- Born: Richard Scott Thomas December 3, 1925 Paintsville, Kentucky, U.S.
- Died: July 27, 2013 (aged 87) Paintsville, Kentucky, U.S.
- Occupation: Ballet dancer
- Spouse: Barbara Fallis ​ ​(m. 1950; died 1980)​
- Children: 2; including Richard
- Career
- Former groups: New York City Ballet Company Alicia Alonso American Ballet Theatre Ballet Russe de Monte Carlo

= Richard Thomas (dancer) =

American ballet dancer, born 1925

Richard Scott Thomas (December 3, 1925 – July 27, 2013) was an American dancer, educator, and co-founder of the New York School of Ballet along with his wife Barbara Fallis. He is known as a teacher of Eliot Feld and Twyla Tharp.

==Early life==
Thomas was born on December 3, 1925, in Paintsville, Kentucky. His father was a coal miner and his mother a nurse. At the encouragement of his father, Thomas enrolled one semester at the University of Kentucky, Lexington, intending to pursue an engineering degree.

==Dancing career==
===As a performer===
Following his first exposure to a performance by the Ballet Russe de Monte Carlo – while visiting relatives in Seattle, Washington – he entered the tutelage of Russian ballet dancer and choreographer Bronislava Nijinska in Los Angeles, and Vincenzo Celli and Anatole Vilzak in New York. Thomas subsequently appeared on Broadway in Kiss Me Kate and Billion Dollar Baby.

During his early career with the Ballets Russes de Monte Carlo and Ballet Theatre, Thomas met fellow dancer Barbara Fallis, whom he married in Cuba in 1950 while both were on tour with the Company Alicia Alonso (later the National Ballet of Cuba). Their son – future Emmy-winning actor and The Waltons star Richard Thomas – was born a year later. Thomas's first teaching experience also occurred there, when Fernando Alonso attempted to develop a school by selecting pupils from a local orphanage and asked Thomas to assist.

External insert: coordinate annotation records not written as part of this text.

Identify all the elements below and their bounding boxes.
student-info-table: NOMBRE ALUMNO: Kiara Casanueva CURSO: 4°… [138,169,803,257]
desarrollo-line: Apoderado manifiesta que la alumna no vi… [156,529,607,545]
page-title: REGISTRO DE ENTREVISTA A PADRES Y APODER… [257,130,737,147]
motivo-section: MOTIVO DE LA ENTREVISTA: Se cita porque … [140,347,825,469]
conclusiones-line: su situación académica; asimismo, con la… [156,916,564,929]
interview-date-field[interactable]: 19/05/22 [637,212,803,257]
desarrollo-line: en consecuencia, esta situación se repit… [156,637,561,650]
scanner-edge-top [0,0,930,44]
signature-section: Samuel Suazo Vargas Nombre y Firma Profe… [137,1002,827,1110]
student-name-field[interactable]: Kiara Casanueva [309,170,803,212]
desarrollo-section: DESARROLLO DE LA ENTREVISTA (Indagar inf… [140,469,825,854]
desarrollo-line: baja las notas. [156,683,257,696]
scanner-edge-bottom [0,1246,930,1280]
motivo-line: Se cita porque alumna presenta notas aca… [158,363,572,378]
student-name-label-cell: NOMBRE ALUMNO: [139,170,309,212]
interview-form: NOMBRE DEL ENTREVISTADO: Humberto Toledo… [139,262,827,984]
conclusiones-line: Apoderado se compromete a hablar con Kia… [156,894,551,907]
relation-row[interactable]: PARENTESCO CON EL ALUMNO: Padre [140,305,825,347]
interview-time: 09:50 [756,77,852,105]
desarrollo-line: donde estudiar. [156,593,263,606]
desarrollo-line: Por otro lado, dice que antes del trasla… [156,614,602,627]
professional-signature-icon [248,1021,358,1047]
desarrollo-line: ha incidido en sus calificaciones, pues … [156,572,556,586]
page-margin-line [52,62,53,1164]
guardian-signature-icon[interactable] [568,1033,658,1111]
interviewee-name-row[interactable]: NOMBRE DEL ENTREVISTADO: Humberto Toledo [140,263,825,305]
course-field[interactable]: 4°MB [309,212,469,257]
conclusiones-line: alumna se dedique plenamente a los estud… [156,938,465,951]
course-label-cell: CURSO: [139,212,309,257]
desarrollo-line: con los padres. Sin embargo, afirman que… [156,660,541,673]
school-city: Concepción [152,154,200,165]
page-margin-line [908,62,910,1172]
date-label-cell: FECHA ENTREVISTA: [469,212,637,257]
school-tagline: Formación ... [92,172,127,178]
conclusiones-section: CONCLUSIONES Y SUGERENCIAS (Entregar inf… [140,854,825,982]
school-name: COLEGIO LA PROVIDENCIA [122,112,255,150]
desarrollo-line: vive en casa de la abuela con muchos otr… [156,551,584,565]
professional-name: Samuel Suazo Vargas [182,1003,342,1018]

The Thomases returned to Manhattan to dance with the New York City Ballet from 1953 to 1958. During this time Thomas was a frequent soloist and member of the premiere casts of Todd Bolender's Souvenirs, Balanchine's Jeux, and Jerome Robbins's The Concert (or The Perils of Everybody). Thomas left the New York City Ballet in 1958 to join the circus but soon returned to the city to indulge his overriding desire to teach.

===As a teacher===
Thomas, who was known by his friends and pupils as "Dick" or "Dicky," first joined Harry Asmus at a school on Broadway and 54th Street, chiefly working with students from the High School of the Performing Arts. He later was employed at the schools of June Taylor and Robert Joffrey, whose company he escorted to Russia. In 1963 he abandoned a position at American Ballet Theatre to open what would become the New York School of Ballet on West 56th Street, with his wife. Thomas and Fallis alternated shifts at the Pennsylvania Ballet in Philadelphia to fund their fledgling school, out of which Eliot Feld founded the American Ballet Company.

In 1969 George Balanchine and Lincoln Kerstein offered the couple the former studios of the School of American Ballet, at 2291 Broadway between 82nd and 83rd Street. Thomas taught well-established and up-and-coming students in his daily classes, including Cynthia Gregory, Debbie Allen, Christine Sarry, Twyla Tharp, Sean Lavery, and Feld.

In 1975 following Feld's departure, the couple formed U.S. Terpsichore, as a touring showcase of the most advanced New York School of Ballet students. Daniel Levans (b. 1953) served as co-artistic director and choreographer of the troupe, composed of approximately 25 to 40 members, mostly teenagers – including Thomas's and Fallis's children Richard Thomas and Bronwyn Thomas (b. 1960). Their repertory of over 30 ballets included both the classic and the contemporary, such as the work of Merce Cunningham and Levans.

Thomas was one of the first ballet directors to arrange performances for schools. The troupe originally appeared in New York City and Kentucky venues, until a 1976–1977 series of nationwide performances contracted with Columbia Artists Management, inc., who insisted the ten-member troupe appear under the title of "Richard Thomas Theatre Ballet"; this led to further extensive traveling through the U.S., Canada, and Mexico. The revenue from sold-out houses helped fund the school. In 1984 he raised $370,000 to organize and host the First International Ballet Competition with co-founder Ilona Copen; the competition – which unconventionally required all participants to perform the same four pas de deux rather than their own selected dances – still continues to this day.

After Fallis's death in 1980, Thomas directed the troupe and operated the School until its forced closure in 1985. He continued to teach, chiefly children, commencing work in 1990 at Feld's Ballet Tech School, which educated minority students at New York City public schools. Thomas eventually retired to a farm in Kentucky, where he committed to an already established second career in dog breeding and showing until his death from a stroke on July 27, 2013.